Je ne suis pas économiste, mais de ce que j’ai compris du fonctionnement des banques centrales, ni l’état, ni les banques ne peuvent créer de l’argent qui ne sera pas remboursé plus tard. Par contre, les banques sont contraintes par les ratios de solvabilité à limiter les dettes qu’elles possèdent. Bref, aucune création de monnaie, juste un volume d’argent en circulation à peu près équivalent à la somme des dettes détenues par les banques (j’ai l’impression que le montant X initial devient négligeable).
Toujours dans ce que je crois avoir compris, ça veut dire que si, dans une année, il y a plus de dettes remboursées que de dettes créées, l’argent disponible décroit, et sinon il croît. Dans l’hypothèse académique où la production reste constante, dans le premier cas on a une déflation (moins d’argent qui permet d’acheter autant), dans le second de l’inflation (plus d’argent pour acheter autant).

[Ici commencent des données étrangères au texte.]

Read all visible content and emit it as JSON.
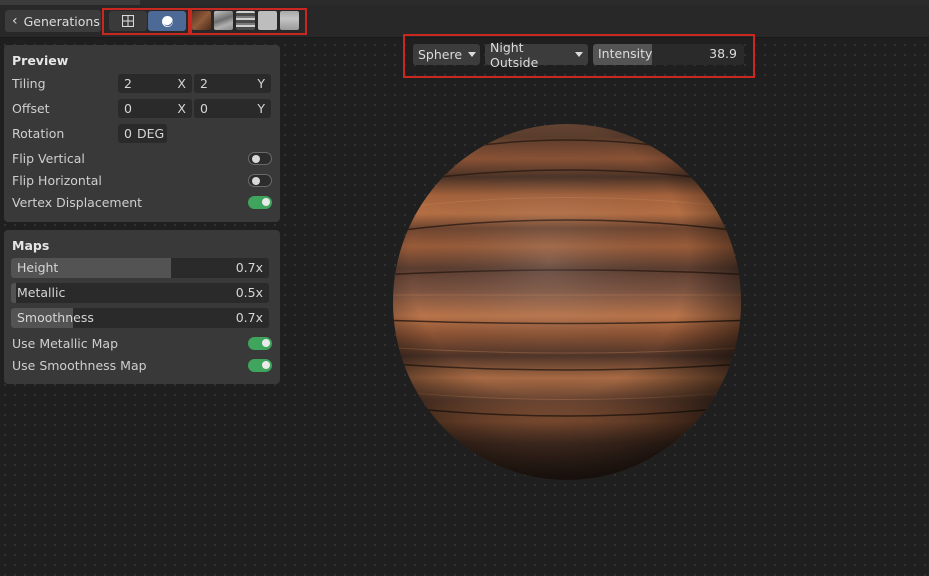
{
  "toolbar": {
    "back_label": "Generations",
    "view_modes": [
      "grid-view-icon",
      "sphere-view-icon"
    ],
    "active_view": "sphere",
    "map_thumbnails": [
      {
        "name": "albedo-thumbnail",
        "color": "#7a4a30"
      },
      {
        "name": "normal-thumbnail",
        "color": "#9a9a9a"
      },
      {
        "name": "height-thumbnail",
        "color": "#7d7d7d"
      },
      {
        "name": "metallic-thumbnail",
        "color": "#b8b8b8"
      },
      {
        "name": "smoothness-thumbnail",
        "color": "#a8a8a8"
      }
    ]
  },
  "preview": {
    "title": "Preview",
    "tiling_label": "Tiling",
    "tiling_x": "2",
    "tiling_y": "2",
    "offset_label": "Offset",
    "offset_x": "0",
    "offset_y": "0",
    "axis_x": "X",
    "axis_y": "Y",
    "rotation_label": "Rotation",
    "rotation_value": "0",
    "rotation_unit": "DEG",
    "flip_vertical_label": "Flip Vertical",
    "flip_vertical": false,
    "flip_horizontal_label": "Flip Horizontal",
    "flip_horizontal": false,
    "vertex_displacement_label": "Vertex Displacement",
    "vertex_displacement": true
  },
  "maps": {
    "title": "Maps",
    "height_label": "Height",
    "height_value": "0.7x",
    "height_fill": 0.62,
    "metallic_label": "Metallic",
    "metallic_value": "0.5x",
    "metallic_fill": 0.02,
    "smoothness_label": "Smoothness",
    "smoothness_value": "0.7x",
    "smoothness_fill": 0.24,
    "use_metallic_label": "Use Metallic Map",
    "use_metallic": true,
    "use_smoothness_label": "Use Smoothness Map",
    "use_smoothness": true
  },
  "viewport": {
    "shape": "Sphere",
    "environment": "Night Outside",
    "intensity_label": "Intensity",
    "intensity_value": "38.9",
    "intensity_fill": 0.39
  },
  "colors": {
    "accent_blue": "#4d6a96",
    "toggle_on": "#3fa55c",
    "highlight_red": "#c8281f"
  }
}
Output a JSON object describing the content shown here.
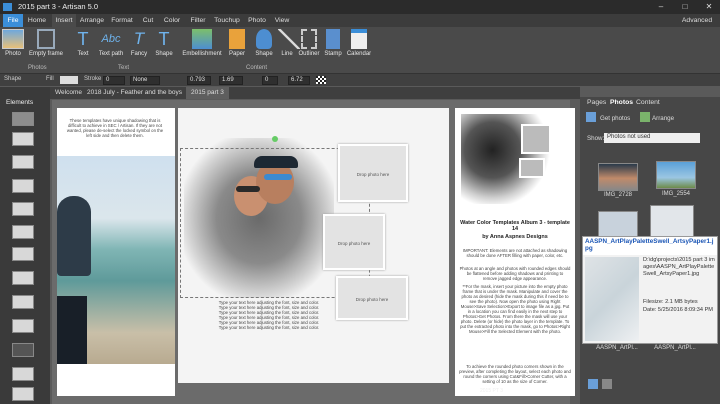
{
  "window": {
    "title": "2015 part 3 - Artisan 5.0",
    "advanced": "Advanced"
  },
  "menu": [
    "File",
    "Home",
    "Insert",
    "Arrange",
    "Format",
    "Cut",
    "Color",
    "Filter",
    "Touchup",
    "Photo",
    "View"
  ],
  "ribbon": {
    "buttons": [
      "Photo",
      "Empty frame",
      "Text",
      "Text path",
      "Fancy",
      "Shape",
      "Embellishment",
      "Paper",
      "Shape",
      "Line",
      "Outliner",
      "Stamp",
      "Calendar"
    ],
    "groups": [
      "Photos",
      "Text",
      "Content"
    ]
  },
  "props": {
    "shape": "Shape",
    "fill": "Fill",
    "stroke": "Stroke",
    "stroke_val": "0",
    "none": "None",
    "w": "0.793",
    "h": "1.69",
    "rot": "0",
    "zoom": "6.72"
  },
  "doc_tabs": [
    "Welcome",
    "2018 July - Feather and the boys",
    "2015 part 3"
  ],
  "left_panel": {
    "title": "Elements"
  },
  "page1": {
    "notice": "These templates have unique shadowing that is difficult to achieve in SEC / Artisan. If they are not wanted, please de-select the locked symbol on the left side and then delete them."
  },
  "page2": {
    "drop": "Drop photo here",
    "body": "Type your text here adjusting the font, size and color.",
    "title": "2015 PT 3"
  },
  "page3": {
    "title": "Water Color Templates Album 3 - template 14",
    "author": "by Anna Aspnes Designs",
    "important": "IMPORTANT: Elements are not attached as shadowing should be done AFTER filling with paper, color, etc.",
    "p1": "Photos at an angle and photos with rounded edges should be flattened before adding shadows and printing to remove jagged edge appearance.",
    "p2": "**For the mask, insert your picture into the empty photo frame that is under the mask. Manipulate and cover the photo as desired (hide the mask during this if need be to see the photo). Now open the photo using Right Mouse>Save Selection>Export to image file as a jpg. Put in a location you can find easily in the next step to Photos>Get Photos. From there the mask will use your photo. Delete (or hide) the photo layer in the template. To put the extracted photo into the mask, go to Photos>Right Mouse>Fill the Selected Element with the photo.",
    "p3": "To achieve the rounded photo corners shown in the preview, after completing the layout, select each photo and round the corners using Cut&Fill>Corner Cutter, with a setting of 10 as the size of Corner."
  },
  "right_panel": {
    "tabs": [
      "Pages",
      "Photos",
      "Content"
    ],
    "get_photos": "Get photos",
    "arrange": "Arrange",
    "show_label": "Show:",
    "show_value": "Photos not used",
    "photos": [
      {
        "name": "IMG_2728"
      },
      {
        "name": "IMG_2554"
      },
      {
        "name": ""
      },
      {
        "name": ""
      },
      {
        "name": "AASPN_ArtPl..."
      },
      {
        "name": "AASPN_ArtPl..."
      }
    ]
  },
  "tooltip": {
    "title": "AASPN_ArtPlayPaletteSwell_ArtsyPaper1.jpg",
    "path": "D:\\dg\\projects\\2015 part 3 images\\AASPN_ArtPlayPaletteSwell_ArtsyPaper1.jpg",
    "filesize": "Filesize: 2.1 MB bytes",
    "date": "Date: 5/25/2016 8:09:34 PM"
  },
  "colors": {
    "accent": "#3b8ed8",
    "ribbon": "#4a4a4a"
  }
}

Le fait de dire que le total de l’ »argent » reste constant (dans mon exemple égal à 100) semble contredire l’inflation qu’on a toujours eu: chacun sait qu’une baguette d’aujourd’hui, avec un prix traduit en francs, vaut beaucoup plus cher qu’une baguette d’il y a 50 ans en francs. Mais c’est ne pas prendre en compte que l’endettement général a beaucoup augmenté en 50 ans, et qu’il y a maintenant beaucoup plus d’argent en circulation, donc plus de richesse supposée.
L’inflation peut en principe continuer tant qu’il est possible de s’endetter plus qu’on ne l’est actuellement, et rien ne l’empêche tant qu’on considère des ratios d’endettement: si l’argent disponible augmente de 10%, ça veut dire que le travail est rémunéré 10% de plus. Donc *en moyenne* les revenus augmentent en même temps que l’endettement. Par contre, chaque agent économique va essayer de récupérer une plus grosse part possible de cet argent en circulation, si possible supérieure à la dette qu’il a contracté. L’avantage, c’est que ça incite les gens à investir plutôt qu’à thésauriser. Par contre, si plus personne ne veut acheter les dettes de l’état et que les banques ne peuvent plus prêter à cause de leurs ratios de solvabilité, on est arrivé au taquet: il devient obligatoire de commencer à payer pour réduire la dette, ce qui entraîne d’abord une déflation puis, puisqu’il devient plus avantageux de stocker son tas d’or que de l’investir, une récession.